Courtesy Boston Young Catholic Professionals
Help us expand our reach! Please share this article
BOSTON -- Young Catholic Professionals will mark the launch of their new Boston-area chapter on Sept. 18 by holding a celebration that they hope will set the tone for future events.
Boston's will be the 25th chapter of Young Catholic Professionals (YCP), a national organization that originated in Dallas, Texas, in 2010 and has since spread throughout the U.S. YCP fosters community and Catholic identity among young adults in different professions by connecting them with each other and with seasoned business professionals, challenging them to "work in witness for Christ."
Tyler Piazza, the Boston chapter's founder and president, used to attend YCP events in Dallas, such as their executive speaker series and networking happy hours. When he moved to Boston in January 2020, he hoped to find the same kind of community. He was shocked to learn that the city did not have its own YCP chapter.
"Boston is a very Catholic city, it's a very young city, it's a very professional city, so it really makes sense for there to be a chapter here," Piazza said in an Aug. 27 interview.
He decided to solve the problem by starting a chapter himself. YCP founder and Executive Director Jennifer Baugh utilized her contacts in the area, and Cardinal Seán P. O'Malley gave a formal blessing for the chapter.
"It really just needed somebody to come in and make it happen," Piazza said.
He stressed that YCP Boston is not looking to compete with other young-adult ministries in the area. Rather, it will aim to promote existing organizations and connect people with them.
"Our mission with YCP Boston is to serve as that connecting line or that connecting organization where somebody can attend a YCP Boston event, learn about other organizations and other communities that exist within the Boston community, and get involved with those communities," he said.
Piazza, who works at a biopharmaceutical consulting firm, said he thinks YCP Boston offers an opportunity for "fringe Catholics," his term for those who would like to engage more with the faith but may not want or feel ready to attend other kinds of faith-based activities.
"It's much more accessible to go to a networking happy hour than it is to dive right into a Theology of the Body Bible study, for example," he said.
Piazza noted that there is no large, well-known organization to support young professionals in the Church, such as there are for Catholics in other stages of life. He cited the examples of LifeTeen for high school students and FOCUS for college students. He said he thinks people in their 20s and 30s are underrepresented, and that the Church should be looking for innovative ways to connect with them.
When people leave college, he said, many look to reconnect with or deepen their faith. YCP would provide a community in which they could do that.
"I think YCP serves that role and really fills that gap," he said.
Piazza added that he thinks that YCP "can be the single biggest evangelization tool for any given diocese to connect with that population."
The coronavirus pandemic delayed the Boston chapter's official launch, but its leadership did not let the time go to waste. They spent the last year and a half fundraising and getting the word out about the creation of the group. Over the last three months, they have been undergoing a training program with the national staff.
The YCP Boston launch event will take place at Hurricane's at the Garden on Sept. 18 at 7 p.m.
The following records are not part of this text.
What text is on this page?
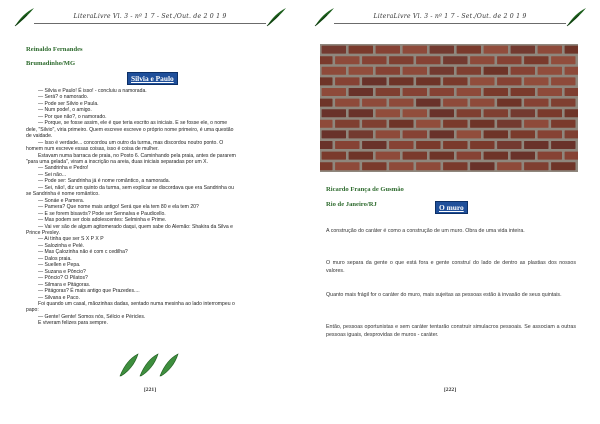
LiteraLivre Vl. 3 - nº 1 7 - Set./Out. de 2 0 1 9
Reinaldo Fernandes
Brumadinho/MG
Silvia e Paulo
— Silvia e Paulo! É isso! - concluiu a namorada.
— Será? o namorado.
— Pode ser Silvio e Paula.
— Num pode!, o amigo.
— Por que não?, o namorado.
— Porque, se fosse assim, ele é que teria escrito as iniciais. E se fosse ele, o nome
dele, "Silvio", viria primeiro. Quem escreve escreve o próprio nome primeiro, é uma questão
de vaidade.
— Isso é verdade... concordou um outro da turma, mas discordou noutro ponto. O
homem num escreve essas coisas, isso é coisa de mulher.
Estavam numa barraca de praia, no Posto 6. Caminhando pela praia, antes de pararem
"para uma gelada", viram a inscrição na areia, duas iniciais separadas por um X.
— Sandrinha e Pedro!
— Sei não...
— Pode ser: Sandrinha já é nome romântico, a namorada.
— Sei, não!, diz um quinto da turma, sem explicar se discordava que era Sandrinha ou
se Sandrinha é nome romântico.
— Sonáe e Pamera.
— Pamera? Que nome mais antigo! Será que ela tem 80 e ela tem 20?
— E se forem bisavós? Pode ser Sennalva e Paudicello.
— Mas podem ser dois adolescentes: Selminha e Prime.
— Vai ver são de algum agitomerado daqui, quem sabe do Alemão: Shakira da Silva e
Prince Presley.
— Ai tinha que ser S X P X P
— Salozinha e Pelé.
— Mas Çalozinha não é com c cedilha?
— Dalos praia.
— Suellen e Pepa.
— Suzana e Pôncio?
— Pôncio? O Pilatos?
— Silmara e Pitágoras.
— Pitágoras? É mais antigo que Prazedes....
— Silvana e Paco.
Foi quando um casal, mãozinhas dadas, sentado numa mesinha ao lado interrompeu o
papo:
— Gente! Gente! Somos nós, Sélcio e Péricles.
E viveram felizes para sempre.
[221]
LiteraLivre Vl. 3 - nº 1 7 - Set./Out. de 2 0 1 9
Ricardo França de Gusmão
Rio de Janeiro/RJ	O muro
A construção do caráter é como a construção de um muro. Obra de uma vida inteira.
O muro separa da gente o que está fora e gente construí do lado de dentro as plastias dos nossos valores.
Quanto mais frágil for o caráter do muro, mais sujeitas as pessoas estão à invasão de seus quintais.
Então, pessoas oportunistas e sem caráter tentarão construir simulacros pessoais. Se associam a outras pessoas iguais, desprovidas de muros - caráter.
[222]
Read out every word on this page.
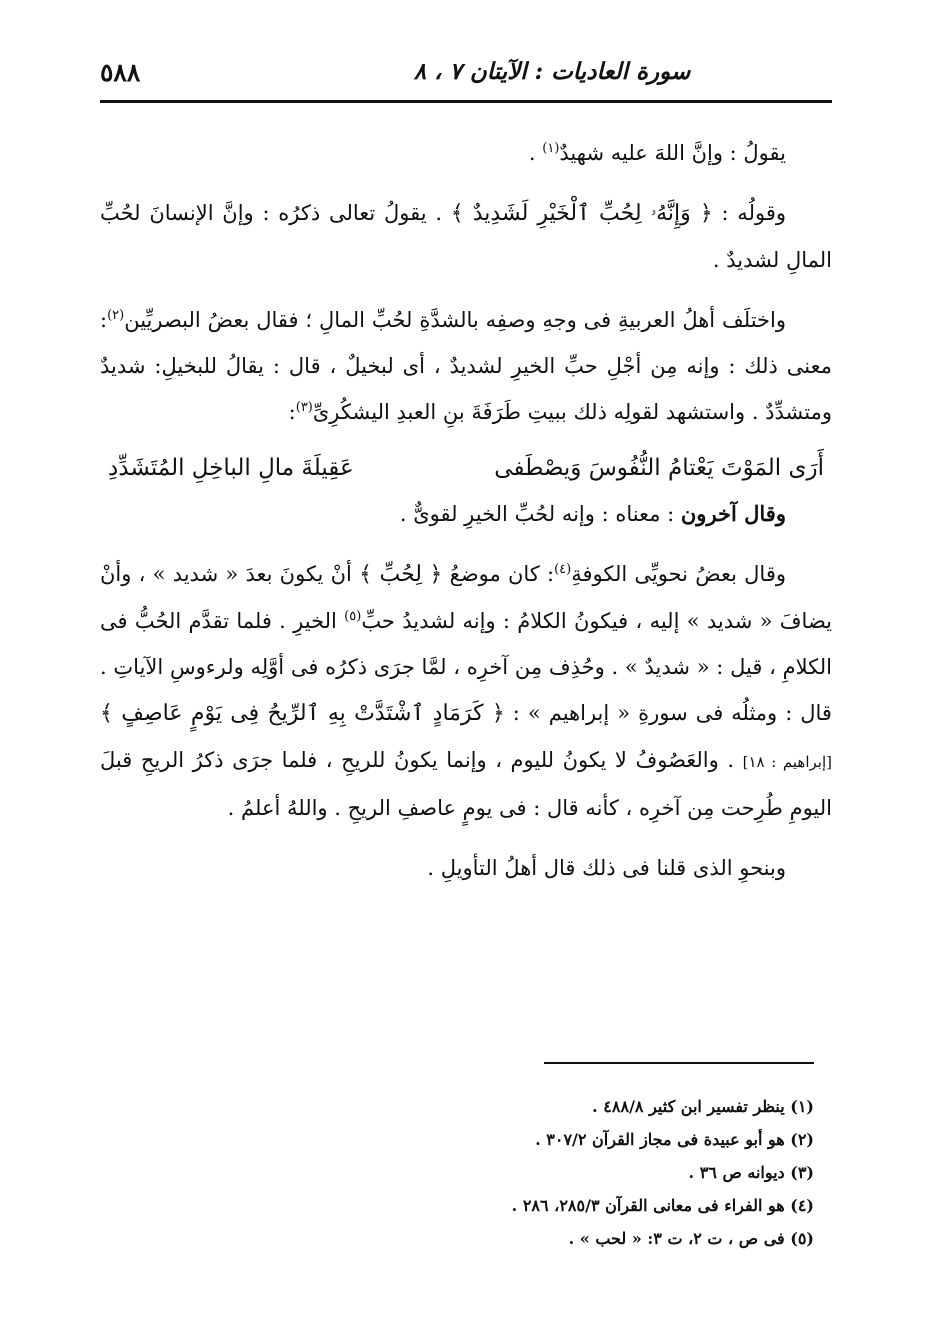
٥٨٨	سورة العاديات : الآيتان ٧ ، ٨

يقولُ : وإنَّ اللهَ عليه شهيدٌ$^{(١)}$ .

وقولُه : ﴿ وَإِنَّهُۥ لِحُبِّ ٱلْخَيْرِ لَشَدِيدٌ ﴾ . يقولُ تعالى ذكرُه : وإنَّ الإنسانَ لحُبِّ المالِ لشديدٌ .

واختلَف أهلُ العربيةِ فى وجهِ وصفِه بالشدَّةِ لحُبِّ المالِ ؛ فقال بعضُ البصريِّين$^{(٢)}$: معنى ذلك : وإنه مِن أجْلِ حبِّ الخيرِ لشديدٌ ، أى لبخيلٌ ، قال : يقالُ للبخيلِ: شديدٌ ومتشدِّدٌ . واستشهد لقولِه ذلك ببيتِ طَرَفَةَ بنِ العبدِ اليشكُرِىِّ$^{(٣)}$:

أَرَى المَوْتَ يَعْتامُ النُّفُوسَ وَيصْطَفى
عَقِيلَةَ مالِ الباخِلِ المُتَشَدِّدِ

وقال آخرون : معناه : وإنه لحُبِّ الخيرِ لقوىٌّ .

وقال بعضُ نحويِّى الكوفةِ$^{(٤)}$: كان موضعُ ﴿ لِحُبِّ ﴾ أنْ يكونَ بعدَ « شديد » ، وأنْ يضافَ « شديد » إليه ، فيكونُ الكلامُ : وإنه لشديدُ حبِّ$^{(٥)}$ الخيرِ . فلما تقدَّم الحُبُّ فى الكلامِ ، قيل : « شديدٌ » . وحُذِف مِن آخرِه ، لمَّا جرَى ذكرُه فى أوَّلِه ولرءوسِ الآياتِ . قال : ومثلُه فى سورةِ « إبراهيم » : ﴿ كَرَمَادٍ ٱشْتَدَّتْ بِهِ ٱلرِّيحُ فِى يَوْمٍ عَاصِفٍ ﴾ [إبراهيم : ١٨] . والعَصُوفُ لا يكونُ لليوم ، وإنما يكونُ للريحِ ، فلما جرَى ذكرُ الريحِ قبلَ اليومِ طُرِحت مِن آخرِه ، كأنه قال : فى يومٍ عاصفِ الريحِ . واللهُ أعلمُ .

وبنحوِ الذى قلنا فى ذلك قال أهلُ التأويلِ .

(١) ينظر تفسير ابن كثير ٤٨٨/٨ .

(٢) هو أبو عبيدة فى مجاز القرآن ٣٠٧/٢ .

(٣) ديوانه ص ٣٦ .

(٤) هو الفراء فى معانى القرآن ٢٨٥/٣، ٢٨٦ .

(٥) فى ص ، ت ٢، ت ٣: « لحب » .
Admission and food will be free. Attendees must be 21 or older and are asked to register at YCPBoston.org/events/ycp-boston-launch-party.
"It'll be a celebration to kick off and set the tone for the type of events that we want to organize," Piazza said.
After a period of time for networking, YCP national Vice President Peter Blute will deliver remarks. Information will be shared about how to get involved with YCP Boston, and they will announce the speaker for their first executive speaker series.
"We'll be looking to host unique speakers who have lived out the Catholic faith while also excelling in their careers and becoming leaders in their industry," Piazza said.
Although most of their networking events will be free, there is also a membership available for those who want to be more involved in the local chapter of YCP or the national organization. A membership grants access to exclusive events, such as executive panel discussions, as well as national offerings, including a spiritual hotline and executive coaching and mentorship.